Like the other forms of CAH, suspicion of severe 3β-HSD CAH is usually raised by the appearance of the genitalia at birth or by development of a salt-wasting crisis in the first month of life. The diagnosis is usually confirmed by the distinctive pattern of adrenal steroids: elevated pregnenolone, 17-hydroxypregnenolone, DHEA, and renin. In clinical circumstances this form of CAH has sometimes been difficult to distinguish from the more common 21-hydroxylase deficient CAH because of the 17OHP elevation, or from simple premature adrenarche because of the DHEA elevation.
In cases of ambiguous genitalia it is important to obtain a karyotype. If the patient has hypertension, plasma renin activity and plasma aldosterone concentrations should be checked before considering steroid profile analysis.
A 24h urine collection with no preservative is ideal. Random samples may be acceptable for the identification of inborn errors of steroid metabolism.
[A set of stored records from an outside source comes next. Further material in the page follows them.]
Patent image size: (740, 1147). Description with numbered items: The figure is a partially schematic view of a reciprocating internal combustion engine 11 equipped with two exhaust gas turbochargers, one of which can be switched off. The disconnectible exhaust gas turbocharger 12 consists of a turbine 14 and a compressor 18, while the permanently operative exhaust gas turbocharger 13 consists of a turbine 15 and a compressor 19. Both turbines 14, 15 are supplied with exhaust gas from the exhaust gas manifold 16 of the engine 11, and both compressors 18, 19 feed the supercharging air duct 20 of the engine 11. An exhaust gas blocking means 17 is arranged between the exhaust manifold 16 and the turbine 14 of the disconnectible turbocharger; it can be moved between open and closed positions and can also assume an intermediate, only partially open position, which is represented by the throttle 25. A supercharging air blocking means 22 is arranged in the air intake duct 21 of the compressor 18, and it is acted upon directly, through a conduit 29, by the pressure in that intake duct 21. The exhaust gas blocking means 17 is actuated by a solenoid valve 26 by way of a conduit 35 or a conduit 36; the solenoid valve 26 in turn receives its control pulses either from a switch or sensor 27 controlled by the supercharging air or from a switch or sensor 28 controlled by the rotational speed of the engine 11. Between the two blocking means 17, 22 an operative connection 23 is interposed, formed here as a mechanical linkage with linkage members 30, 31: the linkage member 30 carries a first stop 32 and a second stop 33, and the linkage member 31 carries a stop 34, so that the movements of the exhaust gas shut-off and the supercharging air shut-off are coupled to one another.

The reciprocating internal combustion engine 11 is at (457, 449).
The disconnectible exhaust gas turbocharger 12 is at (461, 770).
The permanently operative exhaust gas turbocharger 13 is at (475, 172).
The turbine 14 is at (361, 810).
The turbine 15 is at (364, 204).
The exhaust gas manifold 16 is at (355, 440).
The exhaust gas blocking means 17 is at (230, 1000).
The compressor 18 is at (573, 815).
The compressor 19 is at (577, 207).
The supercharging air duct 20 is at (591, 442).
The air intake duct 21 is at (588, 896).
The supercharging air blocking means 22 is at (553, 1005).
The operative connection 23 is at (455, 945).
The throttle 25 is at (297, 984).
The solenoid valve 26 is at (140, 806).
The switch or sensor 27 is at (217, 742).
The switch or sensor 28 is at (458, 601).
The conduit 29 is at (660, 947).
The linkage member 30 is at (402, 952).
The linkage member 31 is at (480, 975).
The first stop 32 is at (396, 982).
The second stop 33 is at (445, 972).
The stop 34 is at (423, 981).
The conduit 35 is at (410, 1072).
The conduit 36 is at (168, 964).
Endogenous cortisol production cannot usefully be examined if hydrocortisone or cortisone acetate is being given. If glucocorticoid treatment is essential, dexamethasone is preferred since dexamethasone metabolites do not interfere in the assay. A depot Synacthen test can be used to assess adrenal function during dexamethasone treatment.
For diagnosis of the cause (other than 21-hydroxylase deficiency) of salt-loss in a neonate, salt intake and mineralocorticoid treatment should be reduced as much as possible.